Потом она раскинула руки, потянулась и только тогда увидела Балададаша, который влез на забор. Она сначала немного смутилась, а потом спросила:
- Ты тоже любишь стихи?
- А почему бы и нет?
- Много знаешь наизусть?
Балададаш кивнул.
- Да ну? - Севиль вскочила с места. Она будто не поверила ему. - Почитай хоть что-нибудь.
- А что, здесь школа, что ли?..
Конечно, Балададаш знал кое-какие стихи, но Балададаш знал и то, что ни одно из этих стихотворений недостойно Севиль, ну то есть это не те стихи, которые можно прочитать ей сейчас, в эту минуту. Балададаш знал также, что с девушкой, которая просто так, глядя в чистое небо, читает стихи, надо разговаривать тонко, ласково и очень умно, но все дело в том, что он, Балададаш, тонко и ласково и еще к тому же очень умно разговаривать не умел.

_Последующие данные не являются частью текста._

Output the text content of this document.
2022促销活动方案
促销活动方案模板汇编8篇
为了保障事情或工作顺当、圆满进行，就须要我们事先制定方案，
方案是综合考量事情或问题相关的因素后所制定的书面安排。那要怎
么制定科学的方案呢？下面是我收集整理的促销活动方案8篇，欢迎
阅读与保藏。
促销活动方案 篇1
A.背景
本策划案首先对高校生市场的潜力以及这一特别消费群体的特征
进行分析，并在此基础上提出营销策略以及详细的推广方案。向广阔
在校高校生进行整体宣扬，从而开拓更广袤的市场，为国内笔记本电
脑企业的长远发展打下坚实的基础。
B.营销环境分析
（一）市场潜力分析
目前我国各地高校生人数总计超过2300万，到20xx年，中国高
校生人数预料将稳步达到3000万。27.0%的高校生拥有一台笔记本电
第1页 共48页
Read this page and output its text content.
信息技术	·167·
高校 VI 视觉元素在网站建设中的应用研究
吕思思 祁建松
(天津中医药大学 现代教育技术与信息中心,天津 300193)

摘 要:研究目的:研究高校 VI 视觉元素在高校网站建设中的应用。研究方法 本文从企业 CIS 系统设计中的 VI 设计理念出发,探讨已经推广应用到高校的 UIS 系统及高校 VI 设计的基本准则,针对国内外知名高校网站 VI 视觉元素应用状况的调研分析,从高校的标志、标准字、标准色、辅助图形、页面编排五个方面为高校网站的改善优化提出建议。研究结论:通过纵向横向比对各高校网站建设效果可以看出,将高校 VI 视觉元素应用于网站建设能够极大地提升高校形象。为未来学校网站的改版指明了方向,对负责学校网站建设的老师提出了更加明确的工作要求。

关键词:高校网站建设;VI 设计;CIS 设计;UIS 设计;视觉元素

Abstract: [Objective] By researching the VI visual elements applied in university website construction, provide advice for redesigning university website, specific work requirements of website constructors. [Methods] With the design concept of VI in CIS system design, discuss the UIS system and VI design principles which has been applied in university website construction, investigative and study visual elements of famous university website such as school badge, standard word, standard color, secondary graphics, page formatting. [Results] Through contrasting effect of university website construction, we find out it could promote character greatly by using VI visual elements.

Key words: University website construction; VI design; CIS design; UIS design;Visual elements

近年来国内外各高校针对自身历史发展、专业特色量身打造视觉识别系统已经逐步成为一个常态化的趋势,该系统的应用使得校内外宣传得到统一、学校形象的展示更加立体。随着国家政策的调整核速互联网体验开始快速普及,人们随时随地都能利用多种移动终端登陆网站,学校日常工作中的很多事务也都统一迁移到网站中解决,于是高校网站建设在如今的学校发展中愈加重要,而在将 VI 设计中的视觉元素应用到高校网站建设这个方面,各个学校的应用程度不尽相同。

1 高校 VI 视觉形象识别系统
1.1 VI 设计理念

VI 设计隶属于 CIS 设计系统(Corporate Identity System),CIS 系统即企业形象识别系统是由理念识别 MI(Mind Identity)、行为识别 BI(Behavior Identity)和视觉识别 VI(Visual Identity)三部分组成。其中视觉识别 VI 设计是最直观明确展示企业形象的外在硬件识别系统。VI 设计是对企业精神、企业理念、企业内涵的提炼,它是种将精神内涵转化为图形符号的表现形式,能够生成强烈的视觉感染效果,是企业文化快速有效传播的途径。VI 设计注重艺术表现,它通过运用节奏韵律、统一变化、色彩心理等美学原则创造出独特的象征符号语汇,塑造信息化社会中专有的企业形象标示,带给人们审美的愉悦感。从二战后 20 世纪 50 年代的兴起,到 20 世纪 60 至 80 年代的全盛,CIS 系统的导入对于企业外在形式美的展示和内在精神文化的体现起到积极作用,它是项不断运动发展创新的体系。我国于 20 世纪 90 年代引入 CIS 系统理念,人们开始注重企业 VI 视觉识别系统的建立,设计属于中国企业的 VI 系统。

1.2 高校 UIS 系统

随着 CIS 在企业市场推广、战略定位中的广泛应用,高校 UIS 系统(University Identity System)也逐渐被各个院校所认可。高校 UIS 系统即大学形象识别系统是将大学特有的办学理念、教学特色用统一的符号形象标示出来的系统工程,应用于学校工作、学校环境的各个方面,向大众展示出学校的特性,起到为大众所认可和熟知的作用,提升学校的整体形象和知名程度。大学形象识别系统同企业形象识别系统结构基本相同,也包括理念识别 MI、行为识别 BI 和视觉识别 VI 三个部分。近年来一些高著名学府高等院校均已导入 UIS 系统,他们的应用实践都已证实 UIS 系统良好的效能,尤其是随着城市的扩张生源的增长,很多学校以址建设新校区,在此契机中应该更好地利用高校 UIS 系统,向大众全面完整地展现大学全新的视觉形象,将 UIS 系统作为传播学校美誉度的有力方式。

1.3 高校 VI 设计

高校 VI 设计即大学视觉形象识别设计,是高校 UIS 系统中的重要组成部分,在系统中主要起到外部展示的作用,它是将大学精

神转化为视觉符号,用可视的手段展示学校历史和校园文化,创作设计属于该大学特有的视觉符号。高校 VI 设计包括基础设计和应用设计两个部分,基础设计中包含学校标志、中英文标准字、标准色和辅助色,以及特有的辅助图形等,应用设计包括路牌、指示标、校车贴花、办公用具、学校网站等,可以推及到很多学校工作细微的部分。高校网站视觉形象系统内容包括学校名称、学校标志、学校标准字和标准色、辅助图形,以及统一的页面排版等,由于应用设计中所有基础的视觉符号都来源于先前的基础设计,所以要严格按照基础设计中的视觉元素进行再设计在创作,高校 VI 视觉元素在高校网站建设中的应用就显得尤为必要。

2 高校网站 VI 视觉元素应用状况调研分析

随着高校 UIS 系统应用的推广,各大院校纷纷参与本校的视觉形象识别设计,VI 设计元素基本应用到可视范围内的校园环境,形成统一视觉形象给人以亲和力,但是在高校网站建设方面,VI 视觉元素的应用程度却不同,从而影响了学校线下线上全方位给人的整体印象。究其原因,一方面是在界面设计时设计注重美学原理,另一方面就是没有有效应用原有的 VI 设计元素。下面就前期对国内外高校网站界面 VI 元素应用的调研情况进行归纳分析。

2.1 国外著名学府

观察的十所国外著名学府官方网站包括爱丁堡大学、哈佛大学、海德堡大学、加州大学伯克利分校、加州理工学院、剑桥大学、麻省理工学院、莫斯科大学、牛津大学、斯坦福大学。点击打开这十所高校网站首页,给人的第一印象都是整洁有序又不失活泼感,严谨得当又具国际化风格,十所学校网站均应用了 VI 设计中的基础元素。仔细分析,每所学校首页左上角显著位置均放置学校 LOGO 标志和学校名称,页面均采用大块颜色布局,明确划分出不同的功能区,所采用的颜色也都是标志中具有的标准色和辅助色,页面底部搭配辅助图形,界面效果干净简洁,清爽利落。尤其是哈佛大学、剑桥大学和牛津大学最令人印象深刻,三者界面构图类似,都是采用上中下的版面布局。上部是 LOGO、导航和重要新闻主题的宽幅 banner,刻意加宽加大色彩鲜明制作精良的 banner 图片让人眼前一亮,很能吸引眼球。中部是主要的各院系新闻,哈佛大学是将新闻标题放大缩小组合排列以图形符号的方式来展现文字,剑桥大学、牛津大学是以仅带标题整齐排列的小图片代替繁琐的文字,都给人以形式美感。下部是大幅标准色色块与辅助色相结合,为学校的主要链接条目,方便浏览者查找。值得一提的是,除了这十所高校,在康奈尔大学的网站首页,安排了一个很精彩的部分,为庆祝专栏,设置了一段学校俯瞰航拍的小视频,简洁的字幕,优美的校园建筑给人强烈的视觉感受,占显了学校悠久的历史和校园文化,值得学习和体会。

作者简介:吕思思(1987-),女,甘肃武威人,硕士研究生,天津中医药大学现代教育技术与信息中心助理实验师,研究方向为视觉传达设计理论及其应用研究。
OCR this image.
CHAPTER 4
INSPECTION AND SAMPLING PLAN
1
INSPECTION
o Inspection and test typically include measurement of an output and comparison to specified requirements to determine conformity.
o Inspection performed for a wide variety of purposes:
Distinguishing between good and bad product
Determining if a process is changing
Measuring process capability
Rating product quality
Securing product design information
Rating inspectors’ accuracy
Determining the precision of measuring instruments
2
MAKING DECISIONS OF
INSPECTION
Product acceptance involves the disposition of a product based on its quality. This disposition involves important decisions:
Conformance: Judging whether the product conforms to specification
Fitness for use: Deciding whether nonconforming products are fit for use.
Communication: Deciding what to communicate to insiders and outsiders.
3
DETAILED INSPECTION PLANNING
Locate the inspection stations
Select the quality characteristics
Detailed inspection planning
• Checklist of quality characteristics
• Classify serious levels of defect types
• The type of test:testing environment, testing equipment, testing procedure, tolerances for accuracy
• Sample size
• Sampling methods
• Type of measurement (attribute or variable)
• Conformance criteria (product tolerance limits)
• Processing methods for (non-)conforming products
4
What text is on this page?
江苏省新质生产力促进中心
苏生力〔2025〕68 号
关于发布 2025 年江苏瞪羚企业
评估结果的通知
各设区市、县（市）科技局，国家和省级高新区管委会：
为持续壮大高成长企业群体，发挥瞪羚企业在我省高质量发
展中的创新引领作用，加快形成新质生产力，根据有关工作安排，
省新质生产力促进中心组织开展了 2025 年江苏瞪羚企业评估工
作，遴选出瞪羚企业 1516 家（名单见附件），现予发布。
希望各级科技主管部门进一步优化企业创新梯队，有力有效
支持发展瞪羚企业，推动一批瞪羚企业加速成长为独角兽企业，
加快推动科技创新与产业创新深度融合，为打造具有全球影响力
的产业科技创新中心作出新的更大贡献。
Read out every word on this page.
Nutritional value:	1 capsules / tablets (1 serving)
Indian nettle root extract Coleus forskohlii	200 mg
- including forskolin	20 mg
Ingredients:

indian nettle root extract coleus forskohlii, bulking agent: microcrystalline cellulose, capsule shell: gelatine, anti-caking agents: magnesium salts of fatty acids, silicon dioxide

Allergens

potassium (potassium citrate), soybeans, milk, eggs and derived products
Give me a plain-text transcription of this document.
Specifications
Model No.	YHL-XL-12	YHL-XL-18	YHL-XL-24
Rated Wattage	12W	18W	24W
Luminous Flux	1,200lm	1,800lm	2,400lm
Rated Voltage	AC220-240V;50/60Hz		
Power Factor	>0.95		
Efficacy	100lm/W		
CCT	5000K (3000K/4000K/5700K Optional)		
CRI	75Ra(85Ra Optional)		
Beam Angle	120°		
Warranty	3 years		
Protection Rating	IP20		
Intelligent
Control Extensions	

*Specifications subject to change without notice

В сущности, Балададаш осознал это только сейчас, только сейчас понял, что он, закончивший школу в свои восемнадцать лет, известный мастер по строганию палочек для лапты, не способен разговаривать с девушкой тонко и ласково, вкрапливая в беседу очень умные слова. Да, конечно, Балададаш чувствовал, что девушка, находившаяся всего в десяти метрах от забора, на котором он сидит, на самом деле очень далека от его мира, но в самой глубине своей души Балададаш чувствовал также и о, что в один из дней на берегу моря, звездной летней ночью, к тому же прохладной ночью, это расстояние может сильно сократиться и даже вовсе исчезнуть, и эта красивая девушка может приласкать его, как это делают теплые морские волны, и поцеловать в губы.
И Балададаш явственно ощутил на губах этот поцелуй, вздрогнул и посмотрел на девушку виновато.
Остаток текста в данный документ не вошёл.